Enfin, les véritables intellectuels français se réveillent ! Après Mehdi Belhaj Kacem qui a donné au journal France-Soir une superbe lettre à Alain Badiou, Remarques sur la désorientation d’Alain Badiou (et des intellectuels en général), voici que la revue Ligne de risque, sous le titre Aperçus sur l’Immonde (ou la route de la servitude), envoie une parfaite livraison entièrement consacrée à la crise avant tout politique du Covid-19. Pour commencer, l’on notera que presque tous les intellectuels conséquents utilisent le masculin, pour parler du Covid, et non le féminin, dont l’emploi commença, pourrait-on dire, lorsque cette maladie virale relativement banale (à l’échelle de l’Histoire humaine des épidémies) devint une quasi-maladie mentale. François Meyronnis, dans son remarquable texte synthétique titré « Notes sur l’annulation en cours » (certainement le meilleur texte écrit sur ce sujet, jusques ici), ne parle que du Covid-19 ; quand le texte collectif d’introduction, faisant office d’éditorial, écrit lui « le virus couronné ».

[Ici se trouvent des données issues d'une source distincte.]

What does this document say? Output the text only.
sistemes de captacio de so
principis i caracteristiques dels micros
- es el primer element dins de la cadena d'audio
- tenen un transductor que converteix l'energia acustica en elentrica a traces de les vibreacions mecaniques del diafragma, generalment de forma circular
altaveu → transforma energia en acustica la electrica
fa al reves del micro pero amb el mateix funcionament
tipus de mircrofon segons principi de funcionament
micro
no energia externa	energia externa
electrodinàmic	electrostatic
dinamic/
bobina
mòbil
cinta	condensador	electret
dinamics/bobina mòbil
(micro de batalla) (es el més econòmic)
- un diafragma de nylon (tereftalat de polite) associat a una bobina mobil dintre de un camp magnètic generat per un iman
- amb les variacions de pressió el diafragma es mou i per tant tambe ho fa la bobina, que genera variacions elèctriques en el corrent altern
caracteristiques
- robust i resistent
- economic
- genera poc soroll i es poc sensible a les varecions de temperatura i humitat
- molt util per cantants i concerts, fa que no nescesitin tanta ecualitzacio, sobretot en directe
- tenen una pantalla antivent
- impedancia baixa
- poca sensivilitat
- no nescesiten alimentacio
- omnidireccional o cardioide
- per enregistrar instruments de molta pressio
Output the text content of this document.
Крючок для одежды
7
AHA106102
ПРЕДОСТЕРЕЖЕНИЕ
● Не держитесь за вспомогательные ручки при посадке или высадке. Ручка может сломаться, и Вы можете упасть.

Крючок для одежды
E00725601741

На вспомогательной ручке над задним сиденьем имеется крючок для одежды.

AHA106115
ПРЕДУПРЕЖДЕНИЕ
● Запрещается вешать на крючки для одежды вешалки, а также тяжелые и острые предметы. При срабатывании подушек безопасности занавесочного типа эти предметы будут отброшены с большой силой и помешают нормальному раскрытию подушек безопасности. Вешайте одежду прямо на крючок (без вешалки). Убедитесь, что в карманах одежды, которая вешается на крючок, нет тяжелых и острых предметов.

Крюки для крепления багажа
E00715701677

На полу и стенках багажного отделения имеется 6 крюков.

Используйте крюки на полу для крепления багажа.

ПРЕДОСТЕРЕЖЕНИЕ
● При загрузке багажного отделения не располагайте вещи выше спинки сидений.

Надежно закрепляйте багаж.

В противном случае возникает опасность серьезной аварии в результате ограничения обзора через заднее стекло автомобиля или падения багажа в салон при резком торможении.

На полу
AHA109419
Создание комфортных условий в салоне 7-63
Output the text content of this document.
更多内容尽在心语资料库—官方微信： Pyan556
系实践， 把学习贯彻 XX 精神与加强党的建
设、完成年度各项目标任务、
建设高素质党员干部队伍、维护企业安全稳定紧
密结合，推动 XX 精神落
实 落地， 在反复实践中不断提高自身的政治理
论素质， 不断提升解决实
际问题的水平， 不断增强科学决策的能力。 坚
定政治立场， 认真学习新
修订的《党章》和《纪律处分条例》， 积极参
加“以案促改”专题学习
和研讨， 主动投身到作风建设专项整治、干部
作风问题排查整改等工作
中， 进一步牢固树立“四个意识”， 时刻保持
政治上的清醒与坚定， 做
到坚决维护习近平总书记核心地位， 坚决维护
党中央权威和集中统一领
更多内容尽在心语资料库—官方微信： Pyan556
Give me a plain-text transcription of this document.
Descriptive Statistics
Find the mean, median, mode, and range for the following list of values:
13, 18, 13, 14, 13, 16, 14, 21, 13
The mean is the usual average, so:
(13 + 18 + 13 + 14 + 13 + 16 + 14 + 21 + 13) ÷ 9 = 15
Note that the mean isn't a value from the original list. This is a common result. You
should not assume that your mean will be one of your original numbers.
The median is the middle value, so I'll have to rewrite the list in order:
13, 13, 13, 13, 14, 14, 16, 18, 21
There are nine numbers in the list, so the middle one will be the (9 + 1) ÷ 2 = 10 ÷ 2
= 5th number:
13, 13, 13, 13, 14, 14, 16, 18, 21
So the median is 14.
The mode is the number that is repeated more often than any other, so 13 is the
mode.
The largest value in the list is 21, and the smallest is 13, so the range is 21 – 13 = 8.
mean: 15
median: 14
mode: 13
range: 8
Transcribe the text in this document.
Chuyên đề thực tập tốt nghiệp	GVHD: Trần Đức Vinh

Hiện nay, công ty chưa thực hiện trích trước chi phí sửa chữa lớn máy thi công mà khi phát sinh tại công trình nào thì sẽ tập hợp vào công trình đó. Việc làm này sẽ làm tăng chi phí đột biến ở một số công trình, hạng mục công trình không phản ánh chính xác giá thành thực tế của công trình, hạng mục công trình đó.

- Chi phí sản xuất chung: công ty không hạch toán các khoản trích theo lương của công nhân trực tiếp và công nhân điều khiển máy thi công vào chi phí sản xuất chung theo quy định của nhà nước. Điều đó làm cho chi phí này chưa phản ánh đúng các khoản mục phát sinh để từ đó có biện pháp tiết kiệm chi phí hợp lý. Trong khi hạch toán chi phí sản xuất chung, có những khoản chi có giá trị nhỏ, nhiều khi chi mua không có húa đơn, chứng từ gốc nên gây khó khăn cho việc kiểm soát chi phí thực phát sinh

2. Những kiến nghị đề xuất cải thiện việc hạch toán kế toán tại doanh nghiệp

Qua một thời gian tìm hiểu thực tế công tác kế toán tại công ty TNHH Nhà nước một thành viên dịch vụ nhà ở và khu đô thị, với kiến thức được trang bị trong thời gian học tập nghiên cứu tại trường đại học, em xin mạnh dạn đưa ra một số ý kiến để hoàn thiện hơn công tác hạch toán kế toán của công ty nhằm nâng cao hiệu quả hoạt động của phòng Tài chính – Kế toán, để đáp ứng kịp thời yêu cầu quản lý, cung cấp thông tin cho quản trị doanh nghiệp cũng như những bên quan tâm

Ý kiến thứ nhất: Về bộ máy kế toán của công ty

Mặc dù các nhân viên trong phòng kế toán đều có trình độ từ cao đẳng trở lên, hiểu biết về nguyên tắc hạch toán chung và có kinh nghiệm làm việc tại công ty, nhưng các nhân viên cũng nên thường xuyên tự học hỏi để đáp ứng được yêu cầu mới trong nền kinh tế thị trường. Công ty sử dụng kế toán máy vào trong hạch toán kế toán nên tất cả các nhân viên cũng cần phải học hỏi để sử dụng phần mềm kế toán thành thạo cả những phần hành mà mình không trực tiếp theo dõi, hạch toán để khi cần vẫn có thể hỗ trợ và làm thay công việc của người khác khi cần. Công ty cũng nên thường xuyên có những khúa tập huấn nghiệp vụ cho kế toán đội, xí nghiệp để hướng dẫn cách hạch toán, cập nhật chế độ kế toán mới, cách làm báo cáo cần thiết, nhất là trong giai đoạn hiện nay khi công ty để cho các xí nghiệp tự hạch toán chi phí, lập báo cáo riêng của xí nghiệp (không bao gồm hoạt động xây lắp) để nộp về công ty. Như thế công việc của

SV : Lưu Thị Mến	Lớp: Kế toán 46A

La revue a donné la parole à trois écrivains pour tenter d’analyser la situation, c’est-à-dire la dévastation en cours : Sandrick Le Maguer (qui nous livre ici une contre-analyse scientifique au discours scientiste ambiant remarquable de précision : « Au nom de la science ») ; Julien Battisti, auteur du récent L’imitation de Bartleby chez Gallimard dans la collections « L’Infini » ; et François Meyronnis, cofondateur de la revue, lui-même.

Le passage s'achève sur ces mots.